Heart disease. Type 2 diabetes. Autoimmune conditions. Cancer. These are called "diseases of civilisation" for a reason — they barely existed before industrialisation. Your great-great-grandparents did not die of heart attacks at 55. They lived, worked, and died in their 80s and 90s with their minds and bodies largely intact.
What did they know that we have forgotten?
Every traditional culture ate whole, unprocessed foods grown in mineral-rich soil. The Okinawans ate sweet potatoes, seaweed, and fermented soy. The Maasai ate raw milk, blood, and meat. The Hadza ate tubers, berries, and wild game. Wildly different diets — but all shared one thing: no processed sugar, no industrial seed oils, no ultra-processed food.
Your body was designed over millions of years to run on real food. When you feed it chemicals and refined carbohydrates, it breaks down. This is not a mystery. It is biology.
Ancestral humans walked 8–15 kilometres per day. They squatted, climbed, carried, and danced. They did not "exercise" — they moved as a natural expression of life. Modern humans sit for 10–12 hours a day and wonder why their backs hurt and their metabolisms are broken.
Every culture had its pharmacopoeia — a library of plants used to prevent and heal disease. Turmeric in India. Moringa in Africa. Ashwagandha in Ayurveda. Elderberry in Europe. These are not "alternative medicine." They are the original medicine, validated by thousands of years of use and now increasingly confirmed by modern research.

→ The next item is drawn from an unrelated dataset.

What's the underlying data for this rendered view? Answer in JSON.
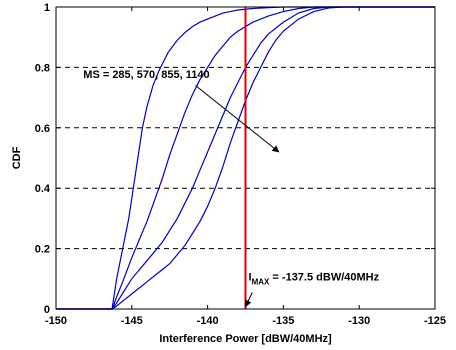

Ancestral Health exists to bridge the gap between ancient wisdom and modern life. You do not need to live in a village to heal the way your ancestors did. You need knowledge, community, and the courage to choose differently.
Start with one change. Eliminate one processed food. Add one ancestral herb. Walk one extra kilometre. The body remembers how to heal — it just needs permission.